Yakından baktığında, arabanın Choi Ki-tae’nin daha önce taktığı takip cihazına sahip arabası olduğunu görebiliyordu. Sürücü tarafına yaklaştığında, cam açıldı. Bir yüz belirdi ve gitmesi için bağırdı. Bu Choi Ki-tae değildi. Kaba adam öfkeyle bağırdı.

Ja-kyung sadece dışarı fırladı ve sanki çarpışmak üzereymiş gibi öndeki arabayı engelledi. Çarpıcı spor araba kaydı ve patinaj izleri bıraktı. Ja-kyung arkasını döndü ve orta parmağını salladı. Öfkeli spor araba kükredi ve onu kovalamaya başladı.

…….

“Neler oluyor?”

Sekreter bir misafirin geldiğini bildirirken yüzünde sıkıntılı bir ifade vardı ve Il-hyun şimdi bunun nedenini anlamış gibiydi. Üzerinde Genel Müdür Kang Il-hyun yazan tabelaya bakmakta olan Kim Seon-young yavaşça arkasını döndü. Evde gördüklerine kıyasla makyajı daha koyu ve kıyafetleri daha süslüydü. Kanepeye oturdu ve Il-hyun ceketini çıkarıp sekreteri çay getirmesi için çağırdı.

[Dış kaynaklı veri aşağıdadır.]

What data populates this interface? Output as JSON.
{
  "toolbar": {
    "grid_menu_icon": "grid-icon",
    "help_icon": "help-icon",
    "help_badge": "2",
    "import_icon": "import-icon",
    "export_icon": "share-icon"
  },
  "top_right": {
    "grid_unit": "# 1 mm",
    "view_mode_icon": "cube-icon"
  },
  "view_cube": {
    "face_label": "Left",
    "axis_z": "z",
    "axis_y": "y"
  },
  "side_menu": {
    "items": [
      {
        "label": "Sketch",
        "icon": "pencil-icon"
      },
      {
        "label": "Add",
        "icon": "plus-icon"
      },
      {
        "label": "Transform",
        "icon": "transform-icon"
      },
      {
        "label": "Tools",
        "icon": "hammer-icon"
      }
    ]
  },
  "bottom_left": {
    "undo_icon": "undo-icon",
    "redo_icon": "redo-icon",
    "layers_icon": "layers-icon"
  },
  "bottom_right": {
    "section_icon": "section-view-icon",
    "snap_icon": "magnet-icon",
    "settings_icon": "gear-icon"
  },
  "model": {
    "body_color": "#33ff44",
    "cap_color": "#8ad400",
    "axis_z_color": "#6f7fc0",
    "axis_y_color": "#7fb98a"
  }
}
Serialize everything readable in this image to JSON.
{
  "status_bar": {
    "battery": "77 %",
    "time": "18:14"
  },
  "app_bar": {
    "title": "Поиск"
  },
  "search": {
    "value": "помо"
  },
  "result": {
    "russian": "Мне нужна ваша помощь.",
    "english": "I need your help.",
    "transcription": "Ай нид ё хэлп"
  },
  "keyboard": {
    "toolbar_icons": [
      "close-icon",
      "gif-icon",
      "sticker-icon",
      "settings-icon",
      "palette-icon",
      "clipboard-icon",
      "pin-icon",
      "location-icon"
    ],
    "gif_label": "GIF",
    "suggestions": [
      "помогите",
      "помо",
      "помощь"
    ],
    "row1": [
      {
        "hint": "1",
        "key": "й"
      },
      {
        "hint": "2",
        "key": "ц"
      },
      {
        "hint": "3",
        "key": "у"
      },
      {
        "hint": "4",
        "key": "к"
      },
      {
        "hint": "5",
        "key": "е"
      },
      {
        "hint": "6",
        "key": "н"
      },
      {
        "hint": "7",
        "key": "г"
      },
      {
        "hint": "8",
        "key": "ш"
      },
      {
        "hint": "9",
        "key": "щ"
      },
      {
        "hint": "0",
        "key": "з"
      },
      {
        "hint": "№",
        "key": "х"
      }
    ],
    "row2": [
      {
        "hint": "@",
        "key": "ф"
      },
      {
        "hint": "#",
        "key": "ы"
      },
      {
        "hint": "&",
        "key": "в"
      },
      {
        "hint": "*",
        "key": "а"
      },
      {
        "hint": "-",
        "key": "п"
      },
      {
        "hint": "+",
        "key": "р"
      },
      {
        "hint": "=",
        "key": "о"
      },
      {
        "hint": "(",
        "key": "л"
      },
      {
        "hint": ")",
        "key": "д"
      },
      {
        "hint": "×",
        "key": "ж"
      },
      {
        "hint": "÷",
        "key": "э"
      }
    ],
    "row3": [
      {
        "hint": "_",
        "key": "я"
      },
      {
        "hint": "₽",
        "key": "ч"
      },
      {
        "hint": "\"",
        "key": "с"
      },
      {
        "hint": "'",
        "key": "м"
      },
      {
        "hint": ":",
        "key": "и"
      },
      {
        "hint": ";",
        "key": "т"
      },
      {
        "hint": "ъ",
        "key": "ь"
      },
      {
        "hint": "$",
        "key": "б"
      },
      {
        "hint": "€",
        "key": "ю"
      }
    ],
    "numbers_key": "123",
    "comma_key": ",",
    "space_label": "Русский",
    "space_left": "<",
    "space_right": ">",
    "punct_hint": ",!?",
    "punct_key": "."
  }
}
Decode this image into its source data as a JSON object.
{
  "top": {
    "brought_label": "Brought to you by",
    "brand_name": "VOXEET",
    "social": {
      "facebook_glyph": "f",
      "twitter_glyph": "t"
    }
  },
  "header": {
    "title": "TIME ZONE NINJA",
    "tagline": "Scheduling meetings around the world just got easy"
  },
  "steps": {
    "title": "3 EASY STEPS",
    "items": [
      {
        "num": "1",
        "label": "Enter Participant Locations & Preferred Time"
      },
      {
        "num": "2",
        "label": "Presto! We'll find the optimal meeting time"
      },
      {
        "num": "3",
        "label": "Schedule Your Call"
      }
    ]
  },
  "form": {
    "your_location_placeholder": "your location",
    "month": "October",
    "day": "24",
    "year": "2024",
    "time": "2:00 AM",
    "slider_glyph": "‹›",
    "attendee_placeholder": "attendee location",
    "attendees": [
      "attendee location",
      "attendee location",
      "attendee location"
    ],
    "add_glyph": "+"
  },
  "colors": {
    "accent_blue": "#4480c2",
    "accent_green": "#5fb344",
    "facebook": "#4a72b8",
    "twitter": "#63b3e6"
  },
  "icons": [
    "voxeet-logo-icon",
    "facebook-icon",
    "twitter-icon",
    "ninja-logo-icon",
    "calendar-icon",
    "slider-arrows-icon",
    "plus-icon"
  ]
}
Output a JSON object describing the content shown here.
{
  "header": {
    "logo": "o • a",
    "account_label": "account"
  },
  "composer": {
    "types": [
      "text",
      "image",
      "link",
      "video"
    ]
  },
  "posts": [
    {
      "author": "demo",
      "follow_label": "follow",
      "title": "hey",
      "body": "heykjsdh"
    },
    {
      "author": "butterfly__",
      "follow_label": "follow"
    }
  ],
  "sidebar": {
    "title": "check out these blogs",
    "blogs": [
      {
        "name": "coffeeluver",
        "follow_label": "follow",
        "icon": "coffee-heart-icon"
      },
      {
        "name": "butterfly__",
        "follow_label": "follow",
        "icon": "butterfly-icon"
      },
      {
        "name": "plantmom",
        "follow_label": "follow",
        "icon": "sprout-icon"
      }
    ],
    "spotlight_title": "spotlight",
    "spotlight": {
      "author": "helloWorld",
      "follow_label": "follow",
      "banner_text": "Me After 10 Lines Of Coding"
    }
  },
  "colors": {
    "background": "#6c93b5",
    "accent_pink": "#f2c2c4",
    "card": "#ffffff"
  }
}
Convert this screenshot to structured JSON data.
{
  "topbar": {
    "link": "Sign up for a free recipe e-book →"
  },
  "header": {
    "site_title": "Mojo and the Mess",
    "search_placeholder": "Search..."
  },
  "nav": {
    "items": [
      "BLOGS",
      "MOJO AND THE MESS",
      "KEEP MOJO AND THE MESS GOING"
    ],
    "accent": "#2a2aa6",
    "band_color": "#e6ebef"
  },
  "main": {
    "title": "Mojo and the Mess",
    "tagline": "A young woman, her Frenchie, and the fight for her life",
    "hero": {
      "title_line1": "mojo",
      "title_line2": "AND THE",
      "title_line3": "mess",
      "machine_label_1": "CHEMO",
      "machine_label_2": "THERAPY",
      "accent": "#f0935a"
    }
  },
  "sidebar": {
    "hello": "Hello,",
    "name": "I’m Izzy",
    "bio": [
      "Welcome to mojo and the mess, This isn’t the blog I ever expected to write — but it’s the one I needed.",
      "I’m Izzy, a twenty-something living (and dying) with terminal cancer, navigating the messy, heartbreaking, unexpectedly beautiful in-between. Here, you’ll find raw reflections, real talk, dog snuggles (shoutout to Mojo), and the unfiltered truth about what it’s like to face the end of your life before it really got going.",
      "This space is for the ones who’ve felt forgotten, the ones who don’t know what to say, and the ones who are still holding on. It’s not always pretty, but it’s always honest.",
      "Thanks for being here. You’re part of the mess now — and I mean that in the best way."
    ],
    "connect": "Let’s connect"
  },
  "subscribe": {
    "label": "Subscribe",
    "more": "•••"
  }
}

“Çay yok. Çay içecek kadar dostane ilişkilerimiz yok, değil mi?”

“Tamam o zaman. Sadede gel.”

“Ne yapıyorsun?”

“Açıkla ki anlayabileyim.”

“Neden Başkan Choi’ye dokunuyorsun? O kişinin kim olduğunu bilmiyor musun?”

Il-hyun gümüş kutusundan bir sigara çıkardı. Işığı yaktı ve tekrar kanepeye oturdu. Başkan Choi parayı Kim Seon-young istediği için gönderdiğini itiraf etmişti. Nedenini bilmiyordu; sadece kendisinden istendiği için yapmıştı.

İddiasını destekleyecek bir kanıt yoktu çünkü parayı alan kişiler gitmişti. Ancak, Tae-soo adamlarını gönderdiğine göre, onları yakalamaları an meselesiydi. Il-hyun yakalandıkları takdirde uzuvlarını koparmayı ve onları öldürmeyi planlıyordu.

“Ne düşünüyorsun anne?”

“Ne mi?”

“Benden çok fazla nefret etme. Senden hoşlanıyorum anne.”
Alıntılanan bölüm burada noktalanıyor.